Ayer, tras un verano alojado en Torrevieja, tomé café en El Capri. Necesitaba hablar con Peter sobre la cuestión catalana. Peter, por si no lo saben, nació en Sevilla pero, por cuestiones laborales, emigró a Catalunya. Tras varias décadas de camarero en un garito de Barcelona, decidió abrir un bar en los intramuros de mi pueblo. De su estancia en las tierras de Pujol, me contaba que siempre se sintió como un bárbaro en tierra de romanos. Se sentía así, queridísimos lectores, porque muchos catalanes le miraraban por encima del hombro por su acento andaluz. Tanto es así, que algunos ni siquiera frecuentaban el garito porque les incomodaba horrores - según Peter - que un español les sirviera el carajillo. Me contaba que Catalunya era un mundo aparte, una tierra distinta al folklore de Sevilla, al buen vino, al jamón y a la peineta.
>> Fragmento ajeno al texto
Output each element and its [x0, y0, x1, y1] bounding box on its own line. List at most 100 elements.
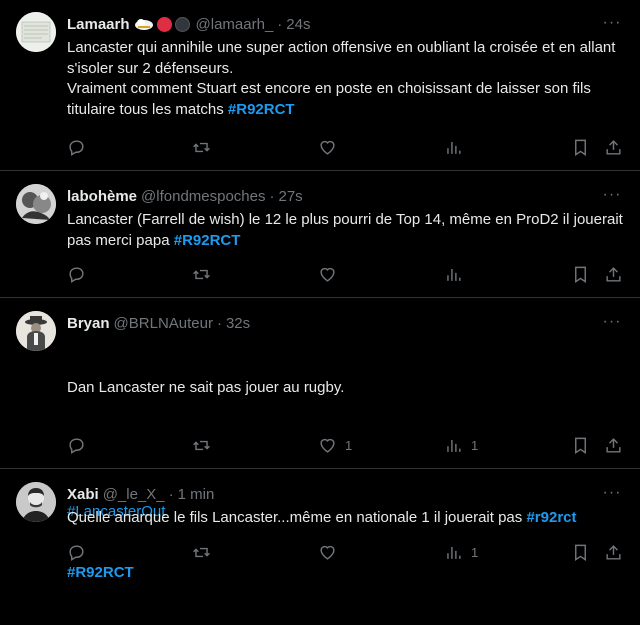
tweet[interactable]: Lamaarh @lamaarh_ · 24s ··· Lancaster qu… [0, 0, 640, 171]
like-button[interactable]: 1 [318, 435, 352, 455]
retweet-button[interactable] [192, 542, 211, 562]
tweet-text: Quelle anarque le fils Lancaster...même … [67, 508, 627, 529]
share-icon [606, 266, 621, 282]
reply-button[interactable] [67, 435, 86, 455]
display-name[interactable]: Lamaarh [67, 16, 130, 33]
like-button[interactable] [318, 264, 345, 284]
like-button[interactable] [318, 542, 345, 562]
tweet-actions: 1 [67, 542, 627, 562]
reply-icon [69, 266, 84, 283]
hashtag-link[interactable]: #R92RCT [174, 232, 241, 249]
reply-icon [69, 437, 84, 454]
reply-button[interactable] [67, 137, 86, 157]
views-icon [447, 141, 461, 154]
views-button[interactable] [444, 264, 471, 284]
tweet[interactable]: Xabi @_le_X_ · 1 min ··· Quelle anarque … [0, 469, 640, 574]
views-button[interactable]: 1 [444, 542, 478, 562]
like-icon [320, 545, 335, 560]
views-count: 1 [471, 544, 479, 560]
avatar[interactable] [16, 311, 56, 351]
handle[interactable]: @lfondmespoches [141, 188, 265, 205]
handle[interactable]: @_le_X_ [103, 486, 165, 503]
tweet-text-content: Lancaster qui annihile une super action … [67, 39, 616, 118]
share-icon [606, 544, 621, 560]
like-button[interactable] [318, 137, 345, 157]
bookmark-button[interactable] [571, 435, 590, 455]
tweet-actions [67, 264, 627, 284]
timestamp[interactable]: 1 min [178, 486, 215, 503]
tweet-text-content: Dan Lancaster ne sait pas jouer au rugby… [67, 379, 345, 396]
views-button[interactable]: 1 [444, 435, 478, 455]
retweet-button[interactable] [192, 137, 211, 157]
avatar[interactable] [16, 482, 56, 522]
share-button[interactable] [604, 264, 623, 284]
tweet-text: Lancaster qui annihile une super action … [67, 38, 627, 120]
reply-button[interactable] [67, 264, 86, 284]
name-badges [134, 16, 190, 32]
avatar-image [16, 12, 56, 52]
timestamp[interactable]: 27s [279, 188, 303, 205]
bookmark-button[interactable] [571, 542, 590, 562]
tweet[interactable]: Bryan @BRLNAuteur · 32s ··· Dan Lancaste… [0, 298, 640, 581]
timestamp[interactable]: 32s [226, 315, 250, 332]
bookmark-button[interactable] [571, 264, 590, 284]
views-icon [447, 439, 461, 452]
views-count: 1 [471, 437, 479, 453]
retweet-icon [193, 142, 210, 152]
bookmark-icon [575, 544, 586, 561]
avatar[interactable] [16, 12, 56, 52]
bookmark-icon [575, 266, 586, 283]
share-icon [606, 139, 621, 155]
retweet-icon [193, 440, 210, 450]
separator-dot: · [277, 15, 283, 33]
retweet-icon [193, 547, 210, 557]
views-icon [447, 546, 461, 559]
timestamp[interactable]: 24s [286, 16, 310, 33]
more-icon[interactable]: ··· [602, 15, 622, 38]
like-icon [320, 267, 335, 282]
separator-dot: · [168, 485, 174, 503]
retweet-button[interactable] [192, 435, 211, 455]
avatar-image [16, 311, 56, 351]
reply-button[interactable] [67, 542, 86, 562]
more-icon[interactable]: ··· [602, 314, 622, 337]
display-name[interactable]: labohème [67, 188, 137, 205]
display-name[interactable]: Xabi [67, 486, 99, 503]
more-icon[interactable]: ··· [602, 485, 622, 508]
bookmark-button[interactable] [571, 137, 590, 157]
tweet-text: Lancaster (Farrell de wish) le 12 le plu… [67, 210, 627, 251]
hashtag-link[interactable]: #r92rct [526, 509, 576, 526]
black-circle-icon [174, 16, 190, 32]
share-button[interactable] [604, 542, 623, 562]
avatar[interactable] [16, 184, 56, 224]
reply-icon [69, 139, 84, 156]
cloud-emoji-icon [134, 19, 153, 30]
like-icon [320, 438, 335, 453]
retweet-icon [193, 269, 210, 279]
hashtag-link[interactable]: #R92RCT [228, 101, 295, 118]
like-count: 1 [345, 437, 353, 453]
avatar-image [16, 184, 56, 224]
handle[interactable]: @BRLNAuteur [114, 315, 213, 332]
tweet-text-content: Lancaster (Farrell de wish) le 12 le plu… [67, 211, 627, 249]
avatar-image [16, 482, 56, 522]
share-button[interactable] [604, 137, 623, 157]
display-name[interactable]: Bryan [67, 315, 110, 332]
tweet[interactable]: labohème @lfondmespoches · 27s ··· Lanca… [0, 171, 640, 298]
separator-dot: · [269, 187, 275, 205]
handle[interactable]: @lamaarh_ [196, 16, 274, 33]
tweet-text-content: Quelle anarque le fils Lancaster...même … [67, 509, 527, 526]
reply-icon [69, 544, 84, 561]
views-button[interactable] [444, 137, 471, 157]
bookmark-icon [575, 139, 586, 156]
tweet-actions [67, 137, 627, 157]
retweet-button[interactable] [192, 264, 211, 284]
more-icon[interactable]: ··· [602, 187, 622, 210]
separator-dot: · [216, 314, 222, 332]
like-icon [320, 140, 335, 155]
share-icon [606, 437, 621, 453]
red-circle-icon [156, 16, 172, 32]
views-icon [447, 268, 461, 281]
tweet-actions: 1 1 [67, 435, 627, 455]
share-button[interactable] [604, 435, 623, 455]
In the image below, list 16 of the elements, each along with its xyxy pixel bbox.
Ese carácter diferente de los vascos y catalanes ha sido, como saben, objeto de brotes separatistas desde los tiempos republicanos. Brotes, como les digo, que de alguna manera han sido apagados por Aznar y González mediante prerrogativas territoriales a cambio de alianzas parlamentarias. Hoy, las circunstancias han cambiado; la aritmética del hemiciclo impide a los nacionalistas fortalecer sus muros con el cemento de sus vecinos. Desde los tiempos de Artur Mas, el catalanismo ha pasado de ser una cuestión de despacho a un problema de la calle. Un problema, queridísimos lectores, fomentado desde arriba para consolidar las fuerzas independentistas en detrimento de los partidos unitarios. A día de hoy, el objetivo - para bien o para mal - se está consiguiendo. Hoy, me decía Peter, hay más catalanes de pedigrí que en sus tiempos de garito. Más catalanes, como les digo, que creen en la utopía de una Catalunya libre e indepediente.
Digo utopía, estimadas señoras y señores, porque nuestra Constitución es tan rígida que el corazón social es poco probable que venza a la razón legal. El Estado de Derecho tiene instrumentos suficientes para impedir que el sueño de Puigdemont se haga realidad. Ahora bien, aunque Catalunya choque de manera frontal con "el muro de Madrid", lo cierto y verdad, es que la construcción del sentimiento es casi imposible de frenar. El odio de los de dentro hacia los de fuera estimula, cada vez más, el populismo catalán. Un populismo, similar al de Trump, que sirve a las élites separatistas para conseguir "clientelismo electoral", a costa de tapar los "problemas de verdad". Se realice o no el referéndum, lo cierto y verdad, es que el armamento legal está siendo cada vez menos eficaz para frenar el "Irma" catalán. Así las cosas, los argumentos de Rajoy, Sánchez y demás caen en un saco roto. Caen en saco roto, como les digo, porque detrás de las posibles sanciones el día después del 1-O se esconde la construcción de una emoción.
Ante esta situación, más política que jurídica, solo cabe la "erosión" del sentimiento independentista. Erosionar la "nacionalidad" no es tarea fácil. No lo es porque tras la frustración del "querer y no poder" viene la tensión, el odio y la agresividad. Una tensión que recuerda a los conflictos interculturales que padecen, desde hace medio siglo, algunos países cercanos. Por ello, queridísimos lectores, aunque tengamos la tranquilidad que nos proporciona un Estado de Derecho fuerte, nadie puede frenar el odio, el amor, la tristeza y, por qué no, el sentimiento de pertenencia a una tierra, a un lugar. Por ello, hoy por hoy, el separatismo está más vivo que nunca. Lo está porque Puigdemont ha ido más allá que Artur Mas y lo está, auque a muchos nos moleste, porque el Brexit, el Trumpismo y el Lepenismo han avivado la llama del nacionalismo. Estamos ante un problema que no se soluciona con penas y sanciones económicas sino con pedagogía y sentido común. Algo, hoy por hoy, difícil de conseguir.